Previously published plans would see us operating in the battlefield support helicopter role, by 2020, 48 Chinook, 28 Merlin, 28 Puma and around 28 Future Medium Helicopters, i.e. a total of 132 aircraft, all would likely be suitable for operations in Afghanistan. The plans we announced in December decreases slightly this number (to 126 aircraft) but significant increases the overall lift capacity and capability by focusing investment in more capable Chinook helicopters; Chinook offers more than double the lift capability over a medium support helicopter. We believe that this new approach best balances the need for aircraft numbers, the individual capabilities of those aircraft, and the number of hours we can operate them for.  It must be remembered that each of these aspects is important—there's no point having lots of aircraft that are unsuitable for the demanding roles we require of them.

6.   What level of investment has been made in the Puma since 1990? Would this money have been better spent on buying new Merlin or Chinook airframes to add to the existing fleet?

Between 1990 and the recent commitment to the Puma upgrades we have spent some £60M-£70M on capability enhancements to the Puma fleet. This level of investment would equate to the acquisition of about three Merlin helicopters or about two Chinook helicopters. These very modest additions to our existing Merlin or Chinook fleets would have been insufficient, by a considerable margin, to have delivered the roles and requirements assigned to the 34 aircraft Puma fleet.

7.   Can the MoD provide the Committee with a detailed summary of the evidence upon which the decision to go ahead with the Puma LEP was based?
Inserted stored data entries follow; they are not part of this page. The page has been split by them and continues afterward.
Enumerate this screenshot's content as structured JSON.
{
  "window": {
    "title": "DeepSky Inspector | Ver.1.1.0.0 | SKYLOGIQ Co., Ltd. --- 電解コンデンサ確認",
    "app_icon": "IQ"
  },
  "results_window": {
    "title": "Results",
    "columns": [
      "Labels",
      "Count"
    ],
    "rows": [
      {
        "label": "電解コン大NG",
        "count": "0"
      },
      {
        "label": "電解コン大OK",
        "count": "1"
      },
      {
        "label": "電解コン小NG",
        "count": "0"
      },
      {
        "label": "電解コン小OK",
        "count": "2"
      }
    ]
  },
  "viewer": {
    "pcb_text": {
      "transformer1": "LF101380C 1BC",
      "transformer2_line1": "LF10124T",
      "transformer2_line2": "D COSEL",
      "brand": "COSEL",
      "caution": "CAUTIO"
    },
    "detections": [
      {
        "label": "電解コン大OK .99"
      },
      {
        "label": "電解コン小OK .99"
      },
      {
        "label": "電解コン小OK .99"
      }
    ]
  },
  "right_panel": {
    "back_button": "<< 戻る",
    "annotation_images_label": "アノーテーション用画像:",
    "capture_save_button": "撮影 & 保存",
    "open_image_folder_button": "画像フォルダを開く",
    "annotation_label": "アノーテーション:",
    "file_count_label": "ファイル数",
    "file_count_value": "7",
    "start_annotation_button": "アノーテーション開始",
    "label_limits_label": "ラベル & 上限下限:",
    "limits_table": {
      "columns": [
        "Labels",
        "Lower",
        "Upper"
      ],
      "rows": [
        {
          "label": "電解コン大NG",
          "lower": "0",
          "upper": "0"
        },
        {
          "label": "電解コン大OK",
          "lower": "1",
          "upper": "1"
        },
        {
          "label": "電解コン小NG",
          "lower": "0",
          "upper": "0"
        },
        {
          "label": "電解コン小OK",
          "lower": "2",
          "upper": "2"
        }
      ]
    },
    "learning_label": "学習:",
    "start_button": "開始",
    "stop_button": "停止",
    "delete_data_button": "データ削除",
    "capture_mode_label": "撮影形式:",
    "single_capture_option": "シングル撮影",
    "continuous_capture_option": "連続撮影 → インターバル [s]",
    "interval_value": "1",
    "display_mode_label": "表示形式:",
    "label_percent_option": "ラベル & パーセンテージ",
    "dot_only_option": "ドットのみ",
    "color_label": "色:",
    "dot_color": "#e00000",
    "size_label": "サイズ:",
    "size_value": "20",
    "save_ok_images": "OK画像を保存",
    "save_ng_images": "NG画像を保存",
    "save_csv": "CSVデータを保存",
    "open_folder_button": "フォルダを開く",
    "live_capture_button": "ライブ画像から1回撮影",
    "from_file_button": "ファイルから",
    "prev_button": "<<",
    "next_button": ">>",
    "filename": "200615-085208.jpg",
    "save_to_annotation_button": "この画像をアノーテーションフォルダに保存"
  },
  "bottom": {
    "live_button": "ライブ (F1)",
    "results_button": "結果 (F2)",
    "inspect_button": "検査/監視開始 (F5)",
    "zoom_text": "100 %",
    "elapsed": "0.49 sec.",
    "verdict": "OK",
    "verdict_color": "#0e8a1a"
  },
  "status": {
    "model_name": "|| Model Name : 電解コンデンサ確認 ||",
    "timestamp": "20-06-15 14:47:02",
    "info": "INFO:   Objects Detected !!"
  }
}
The planning assumptions for the Future Medium Helicopter project were for deliveries to start in Financial Year 2014/15 and then continue at a rate of six aircraft per annum thereafter.  This would allow the retirement (after their respective life-extension projects) of Sea King Mk4 in 2018 and Puma from 2022. Without new investment, however, we would need to commence the withdrawal of these aircraft types from 2012. It is simply not practicable to deliver the required number of new helicopters by 2012 due to manufacturing, financial, training and logistic constraints.

Our discussions with a number of helicopter manufacturers indicated that industrial capacity potentially existed to provide 20 new aircraft by the end of 2012, with all new 56 aircraft being delivered by mid 2015. To achieve this however would require an additional £500M-£800M over the next four years above the funding already available to helicopters.  This additional funding could not be found without detrimental effects elsewhere across the Defence Programme.
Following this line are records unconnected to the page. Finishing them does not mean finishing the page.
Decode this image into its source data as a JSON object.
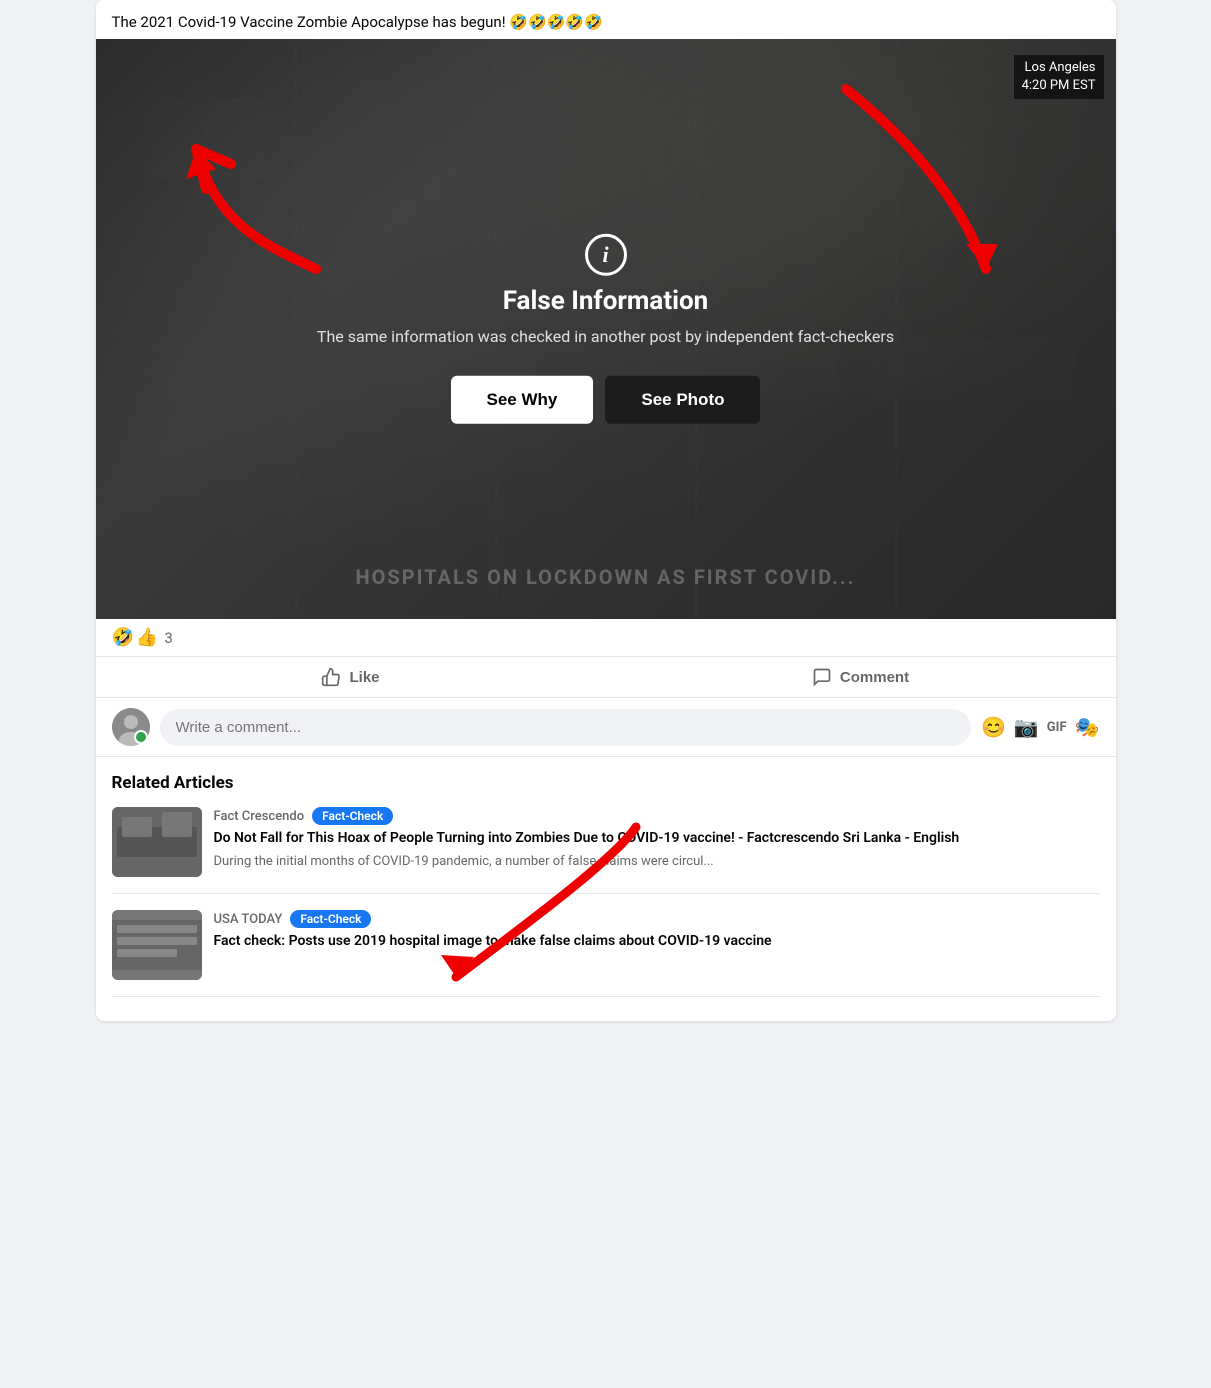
{
  "post": {
    "title": "The 2021 Covid-19 Vaccine Zombie Apocalypse has begun! 🤣🤣🤣🤣🤣",
    "image": {
      "location_city": "Los Angeles",
      "location_time": "4:20 PM EST",
      "watermark": "HOSPITALS ON LOCKDOWN AS FIRST COVID..."
    },
    "false_info": {
      "icon": "i",
      "title": "False Information",
      "subtitle": "The same information was checked in another post by independent fact-checkers",
      "btn_see_why": "See Why",
      "btn_see_photo": "See Photo"
    },
    "reactions": {
      "emoji1": "🤣",
      "emoji2": "👍",
      "count": "3"
    },
    "actions": {
      "like": "Like",
      "comment": "Comment"
    },
    "comment_placeholder": "Write a comment...",
    "input_icons": {
      "emoji": "😊",
      "camera": "📷",
      "gif": "GIF",
      "sticker": "🎭"
    }
  },
  "related_articles": {
    "title": "Related Articles",
    "items": [
      {
        "source": "Fact Crescendo",
        "badge": "Fact-Check",
        "headline": "Do Not Fall for This Hoax of People Turning into Zombies Due to COVID-19 vaccine! - Factcrescendo Sri Lanka - English",
        "desc": "During the initial months of COVID-19 pandemic, a number of false claims were circul..."
      },
      {
        "source": "USA TODAY",
        "badge": "Fact-Check",
        "headline": "Fact check: Posts use 2019 hospital image to make false claims about COVID-19 vaccine",
        "desc": ""
      }
    ]
  }
}
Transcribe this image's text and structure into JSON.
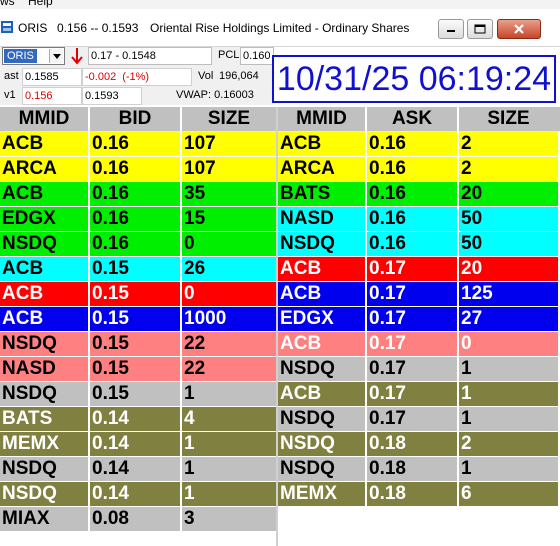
{
  "menu": {
    "items": [
      "ws",
      "Help"
    ]
  },
  "titlebar": {
    "symbol": "ORIS",
    "range": "0.156 -- 0.1593",
    "name": "Oriental Rise Holdings Limited - Ordinary Shares"
  },
  "level1": {
    "symbol_value": "ORIS",
    "range_value": "0.17 - 0.1548",
    "pcl_label": "PCL",
    "pcl_value": "0.160",
    "last_label": "ast",
    "last_value": "0.1585",
    "change_value": "-0.002",
    "change_pct": "(-1%)",
    "vol_label": "Vol",
    "vol_value": "196,064",
    "v1_label": "v1",
    "v1_value": "0.156",
    "v2_value": "0.1593",
    "vwap": "VWAP: 0.16003"
  },
  "clock": "10/31/25 06:19:24",
  "colors": {
    "yellow": "#ffff00",
    "green": "#00ee00",
    "cyan": "#00ffff",
    "red": "#ff0000",
    "blue": "#0000ee",
    "salmon": "#ff8080",
    "gray": "#c0c0c0",
    "olive": "#808040"
  },
  "bid_book": {
    "headers": [
      "MMID",
      "BID",
      "SIZE"
    ],
    "rows": [
      {
        "mmid": "ACB",
        "price": "0.16",
        "size": "107",
        "bg": "yellow",
        "fg": "#000000"
      },
      {
        "mmid": "ARCA",
        "price": "0.16",
        "size": "107",
        "bg": "yellow",
        "fg": "#000000"
      },
      {
        "mmid": "ACB",
        "price": "0.16",
        "size": "35",
        "bg": "green",
        "fg": "#000000"
      },
      {
        "mmid": "EDGX",
        "price": "0.16",
        "size": "15",
        "bg": "green",
        "fg": "#000000"
      },
      {
        "mmid": "NSDQ",
        "price": "0.16",
        "size": "0",
        "bg": "green",
        "fg": "#000000"
      },
      {
        "mmid": "ACB",
        "price": "0.15",
        "size": "26",
        "bg": "cyan",
        "fg": "#000000"
      },
      {
        "mmid": "ACB",
        "price": "0.15",
        "size": "0",
        "bg": "red",
        "fg": "#ffffff"
      },
      {
        "mmid": "ACB",
        "price": "0.15",
        "size": "1000",
        "bg": "blue",
        "fg": "#ffffff"
      },
      {
        "mmid": "NSDQ",
        "price": "0.15",
        "size": "22",
        "bg": "salmon",
        "fg": "#000000"
      },
      {
        "mmid": "NASD",
        "price": "0.15",
        "size": "22",
        "bg": "salmon",
        "fg": "#000000"
      },
      {
        "mmid": "NSDQ",
        "price": "0.15",
        "size": "1",
        "bg": "gray",
        "fg": "#000000"
      },
      {
        "mmid": "BATS",
        "price": "0.14",
        "size": "4",
        "bg": "olive",
        "fg": "#ffffff"
      },
      {
        "mmid": "MEMX",
        "price": "0.14",
        "size": "1",
        "bg": "olive",
        "fg": "#ffffff"
      },
      {
        "mmid": "NSDQ",
        "price": "0.14",
        "size": "1",
        "bg": "gray",
        "fg": "#000000"
      },
      {
        "mmid": "NSDQ",
        "price": "0.14",
        "size": "1",
        "bg": "olive",
        "fg": "#ffffff"
      },
      {
        "mmid": "MIAX",
        "price": "0.08",
        "size": "3",
        "bg": "gray",
        "fg": "#000000"
      }
    ]
  },
  "ask_book": {
    "headers": [
      "MMID",
      "ASK",
      "SIZE"
    ],
    "rows": [
      {
        "mmid": "ACB",
        "price": "0.16",
        "size": "2",
        "bg": "yellow",
        "fg": "#000000"
      },
      {
        "mmid": "ARCA",
        "price": "0.16",
        "size": "2",
        "bg": "yellow",
        "fg": "#000000"
      },
      {
        "mmid": "BATS",
        "price": "0.16",
        "size": "20",
        "bg": "green",
        "fg": "#000000"
      },
      {
        "mmid": "NASD",
        "price": "0.16",
        "size": "50",
        "bg": "cyan",
        "fg": "#000000"
      },
      {
        "mmid": "NSDQ",
        "price": "0.16",
        "size": "50",
        "bg": "cyan",
        "fg": "#000000"
      },
      {
        "mmid": "ACB",
        "price": "0.17",
        "size": "20",
        "bg": "red",
        "fg": "#ffffff"
      },
      {
        "mmid": "ACB",
        "price": "0.17",
        "size": "125",
        "bg": "blue",
        "fg": "#ffffff"
      },
      {
        "mmid": "EDGX",
        "price": "0.17",
        "size": "27",
        "bg": "blue",
        "fg": "#ffffff"
      },
      {
        "mmid": "ACB",
        "price": "0.17",
        "size": "0",
        "bg": "salmon",
        "fg": "#ffffff"
      },
      {
        "mmid": "NSDQ",
        "price": "0.17",
        "size": "1",
        "bg": "gray",
        "fg": "#000000"
      },
      {
        "mmid": "ACB",
        "price": "0.17",
        "size": "1",
        "bg": "olive",
        "fg": "#ffffff"
      },
      {
        "mmid": "NSDQ",
        "price": "0.17",
        "size": "1",
        "bg": "gray",
        "fg": "#000000"
      },
      {
        "mmid": "NSDQ",
        "price": "0.18",
        "size": "2",
        "bg": "olive",
        "fg": "#ffffff"
      },
      {
        "mmid": "NSDQ",
        "price": "0.18",
        "size": "1",
        "bg": "gray",
        "fg": "#000000"
      },
      {
        "mmid": "MEMX",
        "price": "0.18",
        "size": "6",
        "bg": "olive",
        "fg": "#ffffff"
      }
    ]
  }
}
Within the current funding profile assigned to the sustainment of the Puma and Sea King Mk4 and the delivery of the Future Medium Helicopter project, we could only afford to buy a maximum of seven new helicopters by the end of 2012, with up to 18 helicopters delivered by mid-2015.  This approach would create a substantial gap in lift helicopter numbers from 2012 until at least 2017 that, at its worst would reduce support helicopter Forward Fleet numbers by up to 40%.  Such a shortfall would reduce the numbers of support helicopters we could deploy on operations from 2013 for at least 5 years and would create a significant shortfall against the current requirement in Afghanistan.
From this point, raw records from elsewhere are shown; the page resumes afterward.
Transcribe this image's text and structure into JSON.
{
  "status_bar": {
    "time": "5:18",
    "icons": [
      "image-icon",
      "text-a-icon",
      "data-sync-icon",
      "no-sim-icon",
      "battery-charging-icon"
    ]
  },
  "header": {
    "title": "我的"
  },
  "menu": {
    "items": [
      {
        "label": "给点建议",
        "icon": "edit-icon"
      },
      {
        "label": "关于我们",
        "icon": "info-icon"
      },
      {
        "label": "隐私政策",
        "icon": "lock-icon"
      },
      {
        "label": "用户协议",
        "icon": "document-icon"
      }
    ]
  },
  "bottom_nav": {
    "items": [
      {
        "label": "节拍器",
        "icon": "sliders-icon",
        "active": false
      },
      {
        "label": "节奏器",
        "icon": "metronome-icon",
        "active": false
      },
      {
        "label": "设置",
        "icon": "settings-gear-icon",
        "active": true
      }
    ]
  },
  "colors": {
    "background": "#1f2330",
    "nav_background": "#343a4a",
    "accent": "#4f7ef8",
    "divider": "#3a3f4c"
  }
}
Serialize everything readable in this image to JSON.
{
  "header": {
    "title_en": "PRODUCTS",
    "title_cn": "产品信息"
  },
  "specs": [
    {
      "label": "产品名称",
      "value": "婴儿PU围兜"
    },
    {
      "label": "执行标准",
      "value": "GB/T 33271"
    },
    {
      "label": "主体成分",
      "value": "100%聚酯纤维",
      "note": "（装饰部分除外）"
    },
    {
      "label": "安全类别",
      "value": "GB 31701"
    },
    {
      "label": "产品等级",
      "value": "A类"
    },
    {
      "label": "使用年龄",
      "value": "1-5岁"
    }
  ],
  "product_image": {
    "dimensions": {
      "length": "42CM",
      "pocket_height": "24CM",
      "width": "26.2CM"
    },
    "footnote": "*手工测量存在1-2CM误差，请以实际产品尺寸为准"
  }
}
We concluded, therefore, that within available resources we needed to sustain either the Puma or the Sea King Mk4 if we were to avoid an unacceptable impact on operations. Of these two types our plans for Puma will deliver a much more capable aircraft with significantly improved performance, modern avionics (such as a state of the art navigation and radio systems) and automatic digital flight control system. We therefore concluded that investing in Puma to extend its life and deliver a step change in its capability was the best means by which we can avoid a significant reduction in Battlefield Helicopter capability from 2013 onwards.